Page:Revue des Deux Mondes - 1858 - tome 15.djvu/90

La bibliothèque libre.
Le texte de cette page a été corrigé et est conforme au fac-similé.

Ainsi, tandis que César était encore immobile, Vercingétorix était déjà établi en Séquanie. Quel était son but ? Je n’en vois qu’un de plausible, et Plutarque nous l’indique. Il dit en effet que les Séquanes avaient embrassé le parti italien[1]. Dans ce cas, je comprendrais que Vercingétorix eût envahi leur pays pour les forcer à se rallier au parti national, à fournir un contingent, à exécuter les résolutions prises par la grande assemblée d’Autun, en un mot pour enlever à l’ennemi des alliés de cette importance, pour les combattre au besoin et ravager lui-même leur territoire. Malheureusement l’assertion de l’éminent biographe est contraire au texte des Commentaires. César nomme les trois peuples qui n’avaient pas envoyé de députés à Autun ; il n’aurait assurément pas omis les Séquanes, dont l’alliance ou la seule neutralité aurait apporté un si grand changement dans sa situation[2]. Une seule chose serait plus difficile à expliquer que cette omission, c’est qu’il n’eût pas profité plus tôt d’une circonstance aussi favorable. Reste donc un seul motif pour expliquer le mouvement qu’on prête à Vercingétorix : il voulait barrer la route aux Romains. S’il ne s’agissait que de les harceler, de leur couper les vivres, il n’avait nul besoin de les précéder si longtemps d’avance et de s’exposer à tous les périls qu’amenait un pareil mouvement. Il voulait donc leur livrer bataille ? mais il était décidé à ne pas le faire, écrit César ; neque acie dimicaturum. Qu’arrivé près de l’ennemi, entouré d’une nombreuse et brillante cavalerie, il se soit laissé entraîner par l’ardeur des siens, et qu’il ait alors oublié ses sages résolutions, c’est croyable, bien que ce ne soit pas notre opinion ; mais est-il vraisemblable que de sang-froid, longtemps à l’avance, il ait exécuté plusieurs marches et fait de grands préparatifs pour atteindre un but si contraire à son plan de campagne ? Et d’autre part, comment croire que César, si bien renseigné toujours, n’ait rien su de ce nouveau projet, des mouvemens par lesquels il s’annonçait ? S’il était au courant, comment n’a-t-il pas pris la peine, par une phrase, par un mot, par une simple allusion, d’en informer ses lecteurs ? Non ; silence complet.

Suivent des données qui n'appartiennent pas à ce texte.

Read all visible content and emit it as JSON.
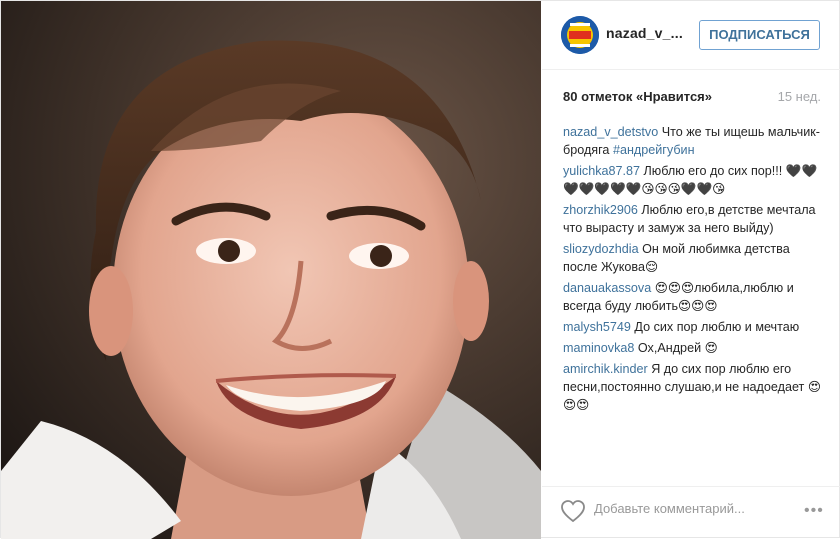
{
  "post": {
    "username": "nazad_v_...",
    "follow_label": "ПОДПИСАТЬСЯ",
    "likes_text": "80 отметок «Нравится»",
    "age_text": "15 нед."
  },
  "comments": [
    {
      "user": "nazad_v_detstvo",
      "text": "Что же ты ищешь мальчик-бродяга ",
      "tag": "#андрейгубин"
    },
    {
      "user": "yulichka87.87",
      "text": "Люблю его до сих пор!!! 🖤🖤🖤🖤🖤🖤🖤😘😘😘🖤🖤😘"
    },
    {
      "user": "zhorzhik2906",
      "text": "Люблю его,в детстве мечтала что вырасту и замуж за него выйду)"
    },
    {
      "user": "sliozydozhdia",
      "text": "Он мой любимка детства после Жукова😌"
    },
    {
      "user": "danauakassova",
      "text": "😍😍😍любила,люблю и всегда буду любить😍😍😍"
    },
    {
      "user": "malysh5749",
      "text": "До сих пор люблю и мечтаю"
    },
    {
      "user": "maminovka8",
      "text": "Ох,Андрей 😍"
    },
    {
      "user": "amirchik.kinder",
      "text": "Я до сих пор люблю его песни,постоянно слушаю,и не надоедает 😍😍😍"
    }
  ],
  "footer": {
    "add_comment_placeholder": "Добавьте комментарий...",
    "more_label": "•••"
  },
  "icons": {
    "like": "heart-outline-icon",
    "more": "ellipsis-icon"
  },
  "colors": {
    "link": "#3f729b",
    "follow_border": "#70a2d2",
    "muted": "#a5a7aa"
  }
}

C’était là une omission bien autrement importante que toutes celles qu’on lui reproche.

Il y a plus. Quelque téméraires que pussent être les intentions de Vercingétorix, la position d’Alaise eût été mal choisie.

Que l’on consacre quelques minutes à l’examen de la carte, et l’on sera convaincu que César, partant d’un lieu quelconque du territoire des Senonais, des Rémois ou des Lingons, fût-ce même de Langres, ne devait pas chercher à passer la Saône au-dessus

  1. Φίλων ὄντων καὶ προκειμένων τῆς Ιταλίας, « amis et rapprochés ( ?) de l’Italie. » Vita Cæsaris, c. 26.
  2. Il les nomme au contraire plus loin parmi ceux qui fournirent un contingent considérable à l’armée de secours. B. G., vii, 75.